In 2000, a group known as the "Bootboys" organized a march in commemoration of Rudolf Hess, near Oslo. There were an Antisemitic speech by march's leader Terje Sjølie, the Nazi salute made and "Sieg Heil" shouted.

Some of march's witnesses filed a complaint with the police, and Sjølie was charged with a violation of section 135a of the Norwegian Penal Code (threatening, insulting, or subjecting to hatred, persecution or contempt, any person or group of persons because of their creed, race, color or national or ethnic origin). He was initially acquitted by the Halden City Court, then convicted by the Borgarting Court of Appeal, and finally acquitted again by the Supreme Court in a 11:6 decision on 17 December 2002.

The Supreme Court found that penalizing approval of Nazism would involve prohibiting Nazi organizations, which it considered would go too far and be incompatible with the right to freedom of speech. The majority held that the speech contained derogatory and offensive remarks, but that no actual threats were made, nor any instructions to carry out any particular actions.

CERD proceedings and opinion

On 17 June 2003, representatives of the Jewish community and Norwegian Antiracist Centre filed a communication before CERD. On 9 March 2005, the Committee declared the communication admissible. On 15 August 2005, it delivered the decision. The Committee reaffirmed that the prohibition of all ideas based upon racial superiority or hatred is compatible with the right to freedom of opinion and expression and concluded that the statements of Mr.
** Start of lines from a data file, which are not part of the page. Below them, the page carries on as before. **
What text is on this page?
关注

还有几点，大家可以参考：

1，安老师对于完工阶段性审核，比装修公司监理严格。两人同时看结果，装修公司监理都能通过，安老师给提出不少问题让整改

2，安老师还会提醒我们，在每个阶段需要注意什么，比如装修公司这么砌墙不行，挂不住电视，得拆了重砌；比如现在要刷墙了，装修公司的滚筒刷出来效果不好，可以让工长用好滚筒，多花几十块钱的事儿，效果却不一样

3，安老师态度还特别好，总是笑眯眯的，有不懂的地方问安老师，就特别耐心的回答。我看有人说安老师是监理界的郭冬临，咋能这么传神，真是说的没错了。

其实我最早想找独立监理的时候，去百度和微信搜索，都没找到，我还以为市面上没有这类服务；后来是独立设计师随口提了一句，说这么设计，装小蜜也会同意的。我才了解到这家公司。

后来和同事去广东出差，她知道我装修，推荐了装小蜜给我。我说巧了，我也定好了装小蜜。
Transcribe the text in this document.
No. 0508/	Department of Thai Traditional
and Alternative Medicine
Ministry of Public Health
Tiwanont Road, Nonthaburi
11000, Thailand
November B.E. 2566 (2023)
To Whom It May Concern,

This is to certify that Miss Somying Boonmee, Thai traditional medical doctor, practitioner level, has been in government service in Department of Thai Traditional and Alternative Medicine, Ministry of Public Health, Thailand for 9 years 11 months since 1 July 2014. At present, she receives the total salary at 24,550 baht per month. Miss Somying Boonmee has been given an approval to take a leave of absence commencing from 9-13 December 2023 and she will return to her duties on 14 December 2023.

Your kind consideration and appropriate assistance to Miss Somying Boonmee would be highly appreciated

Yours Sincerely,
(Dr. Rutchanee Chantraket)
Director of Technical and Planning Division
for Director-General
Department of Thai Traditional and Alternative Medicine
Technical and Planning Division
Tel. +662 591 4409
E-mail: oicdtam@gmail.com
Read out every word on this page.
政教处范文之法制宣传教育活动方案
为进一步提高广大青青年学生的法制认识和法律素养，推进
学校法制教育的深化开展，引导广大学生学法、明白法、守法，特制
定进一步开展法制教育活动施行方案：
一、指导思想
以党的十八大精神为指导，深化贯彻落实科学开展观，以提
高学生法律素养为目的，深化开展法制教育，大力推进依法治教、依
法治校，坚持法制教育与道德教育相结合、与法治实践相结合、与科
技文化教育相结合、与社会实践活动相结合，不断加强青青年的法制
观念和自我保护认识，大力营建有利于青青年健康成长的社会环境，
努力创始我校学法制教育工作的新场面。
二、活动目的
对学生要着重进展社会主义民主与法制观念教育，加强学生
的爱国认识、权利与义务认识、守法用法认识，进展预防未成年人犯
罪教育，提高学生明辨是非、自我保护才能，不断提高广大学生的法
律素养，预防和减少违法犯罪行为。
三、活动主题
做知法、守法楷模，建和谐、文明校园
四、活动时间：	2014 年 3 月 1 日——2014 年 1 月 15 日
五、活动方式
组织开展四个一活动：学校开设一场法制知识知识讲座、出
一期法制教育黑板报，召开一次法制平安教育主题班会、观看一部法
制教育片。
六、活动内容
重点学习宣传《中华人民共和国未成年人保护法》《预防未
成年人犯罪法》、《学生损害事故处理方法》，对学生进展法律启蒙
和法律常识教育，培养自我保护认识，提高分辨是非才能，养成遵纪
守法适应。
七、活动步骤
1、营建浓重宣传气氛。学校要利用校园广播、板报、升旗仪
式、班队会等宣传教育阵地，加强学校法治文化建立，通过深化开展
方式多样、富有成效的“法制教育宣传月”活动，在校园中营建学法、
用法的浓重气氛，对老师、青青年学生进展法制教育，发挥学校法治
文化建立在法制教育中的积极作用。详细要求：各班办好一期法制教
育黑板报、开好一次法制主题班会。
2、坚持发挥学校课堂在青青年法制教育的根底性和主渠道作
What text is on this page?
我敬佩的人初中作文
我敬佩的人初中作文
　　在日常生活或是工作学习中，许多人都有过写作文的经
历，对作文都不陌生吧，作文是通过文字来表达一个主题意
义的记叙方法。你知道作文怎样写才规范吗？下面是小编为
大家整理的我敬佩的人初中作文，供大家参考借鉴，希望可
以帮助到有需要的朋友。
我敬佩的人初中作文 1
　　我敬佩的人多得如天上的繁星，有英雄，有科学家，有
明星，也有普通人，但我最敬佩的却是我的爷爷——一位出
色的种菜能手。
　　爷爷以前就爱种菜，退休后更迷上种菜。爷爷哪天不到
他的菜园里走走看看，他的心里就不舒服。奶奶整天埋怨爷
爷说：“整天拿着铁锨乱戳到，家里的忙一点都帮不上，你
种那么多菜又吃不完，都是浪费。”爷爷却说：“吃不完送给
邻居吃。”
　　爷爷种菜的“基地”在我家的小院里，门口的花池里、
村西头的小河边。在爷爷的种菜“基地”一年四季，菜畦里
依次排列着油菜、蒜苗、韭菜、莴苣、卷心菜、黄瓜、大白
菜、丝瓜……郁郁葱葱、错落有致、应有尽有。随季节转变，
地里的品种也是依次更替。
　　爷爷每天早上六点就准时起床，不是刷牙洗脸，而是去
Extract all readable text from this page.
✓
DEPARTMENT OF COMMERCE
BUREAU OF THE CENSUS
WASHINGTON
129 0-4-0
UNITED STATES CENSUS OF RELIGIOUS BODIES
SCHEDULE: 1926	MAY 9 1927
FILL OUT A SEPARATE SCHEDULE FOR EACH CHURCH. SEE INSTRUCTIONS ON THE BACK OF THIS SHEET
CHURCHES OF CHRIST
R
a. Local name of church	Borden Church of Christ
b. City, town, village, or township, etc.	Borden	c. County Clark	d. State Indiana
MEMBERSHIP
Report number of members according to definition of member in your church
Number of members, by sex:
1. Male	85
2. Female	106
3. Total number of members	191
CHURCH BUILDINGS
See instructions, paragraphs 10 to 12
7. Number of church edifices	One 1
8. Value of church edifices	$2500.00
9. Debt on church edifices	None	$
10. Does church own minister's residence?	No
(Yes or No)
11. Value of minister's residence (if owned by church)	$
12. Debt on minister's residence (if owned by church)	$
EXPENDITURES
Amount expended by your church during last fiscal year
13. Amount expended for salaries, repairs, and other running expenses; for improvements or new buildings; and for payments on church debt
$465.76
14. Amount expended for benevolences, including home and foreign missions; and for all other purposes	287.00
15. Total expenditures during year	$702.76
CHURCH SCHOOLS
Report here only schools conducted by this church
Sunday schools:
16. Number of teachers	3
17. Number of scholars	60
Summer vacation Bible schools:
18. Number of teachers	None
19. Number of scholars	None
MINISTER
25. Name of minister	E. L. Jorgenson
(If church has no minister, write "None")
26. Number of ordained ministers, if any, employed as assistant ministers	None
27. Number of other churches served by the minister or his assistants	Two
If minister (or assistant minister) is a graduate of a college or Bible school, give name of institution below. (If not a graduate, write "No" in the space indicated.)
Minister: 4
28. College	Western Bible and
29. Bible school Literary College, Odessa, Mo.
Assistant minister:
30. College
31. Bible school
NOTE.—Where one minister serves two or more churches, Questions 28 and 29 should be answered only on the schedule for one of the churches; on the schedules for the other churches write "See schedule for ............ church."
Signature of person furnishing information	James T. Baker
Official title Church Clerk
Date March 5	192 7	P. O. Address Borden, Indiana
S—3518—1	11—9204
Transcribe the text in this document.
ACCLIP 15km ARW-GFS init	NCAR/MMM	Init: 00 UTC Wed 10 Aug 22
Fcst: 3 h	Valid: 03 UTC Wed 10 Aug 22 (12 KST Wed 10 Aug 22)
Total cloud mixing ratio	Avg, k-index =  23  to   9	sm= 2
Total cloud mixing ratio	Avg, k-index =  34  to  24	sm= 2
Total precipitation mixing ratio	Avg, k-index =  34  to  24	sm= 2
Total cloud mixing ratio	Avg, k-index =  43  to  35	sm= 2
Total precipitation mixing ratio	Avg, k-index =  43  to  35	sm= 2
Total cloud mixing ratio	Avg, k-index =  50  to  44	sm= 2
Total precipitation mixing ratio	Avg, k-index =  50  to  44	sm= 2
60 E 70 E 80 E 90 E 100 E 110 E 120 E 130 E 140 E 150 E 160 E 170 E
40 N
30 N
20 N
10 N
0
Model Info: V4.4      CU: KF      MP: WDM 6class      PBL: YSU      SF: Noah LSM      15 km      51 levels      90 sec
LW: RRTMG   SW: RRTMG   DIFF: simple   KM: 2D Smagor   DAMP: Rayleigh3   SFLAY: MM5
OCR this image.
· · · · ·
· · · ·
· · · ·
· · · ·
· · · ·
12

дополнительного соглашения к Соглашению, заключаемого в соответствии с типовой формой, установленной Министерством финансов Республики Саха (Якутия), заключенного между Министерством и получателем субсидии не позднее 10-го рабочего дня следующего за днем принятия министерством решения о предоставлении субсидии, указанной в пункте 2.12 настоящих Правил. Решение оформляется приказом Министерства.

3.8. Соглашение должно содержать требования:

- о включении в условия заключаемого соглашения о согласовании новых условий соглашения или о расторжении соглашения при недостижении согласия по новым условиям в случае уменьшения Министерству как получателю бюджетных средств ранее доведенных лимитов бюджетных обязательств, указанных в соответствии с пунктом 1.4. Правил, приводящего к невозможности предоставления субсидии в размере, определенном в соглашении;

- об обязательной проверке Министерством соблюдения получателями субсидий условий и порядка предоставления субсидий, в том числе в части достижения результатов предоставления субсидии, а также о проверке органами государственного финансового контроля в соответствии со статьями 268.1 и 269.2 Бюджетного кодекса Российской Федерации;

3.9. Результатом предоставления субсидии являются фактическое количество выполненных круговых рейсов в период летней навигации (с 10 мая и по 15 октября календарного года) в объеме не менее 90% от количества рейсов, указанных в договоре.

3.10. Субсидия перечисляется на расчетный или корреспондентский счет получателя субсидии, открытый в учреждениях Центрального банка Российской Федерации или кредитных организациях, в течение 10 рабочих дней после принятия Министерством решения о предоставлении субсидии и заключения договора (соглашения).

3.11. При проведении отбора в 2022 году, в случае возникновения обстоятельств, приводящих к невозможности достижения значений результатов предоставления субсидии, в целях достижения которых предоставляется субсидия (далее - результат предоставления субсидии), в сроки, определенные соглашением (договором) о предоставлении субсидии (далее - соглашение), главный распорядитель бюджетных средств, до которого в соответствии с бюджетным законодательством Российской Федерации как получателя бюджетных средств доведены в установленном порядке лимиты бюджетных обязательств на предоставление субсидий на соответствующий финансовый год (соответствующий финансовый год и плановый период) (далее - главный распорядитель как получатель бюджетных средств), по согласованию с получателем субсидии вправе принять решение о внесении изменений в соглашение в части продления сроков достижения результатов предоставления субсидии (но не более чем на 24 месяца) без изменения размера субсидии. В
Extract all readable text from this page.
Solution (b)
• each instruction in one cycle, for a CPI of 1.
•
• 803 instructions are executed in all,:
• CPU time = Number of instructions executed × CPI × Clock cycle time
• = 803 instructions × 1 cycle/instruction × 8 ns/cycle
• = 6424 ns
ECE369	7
Sjolie [sic], given that they were of exceptionally/manifestly offensive character, are not protected by the due regard clause, and that accordingly his acquittal by the Supreme Court of Norway gave rise to a violation of article 4, and consequently article 6, of the Convention (Para 10.5).

Significant conclusions include also that the deference to Hitler and his principles and 'footsteps' must in the Committee's view be taken as incitement at least to racial discrimination, if not to violence (Para 10.4).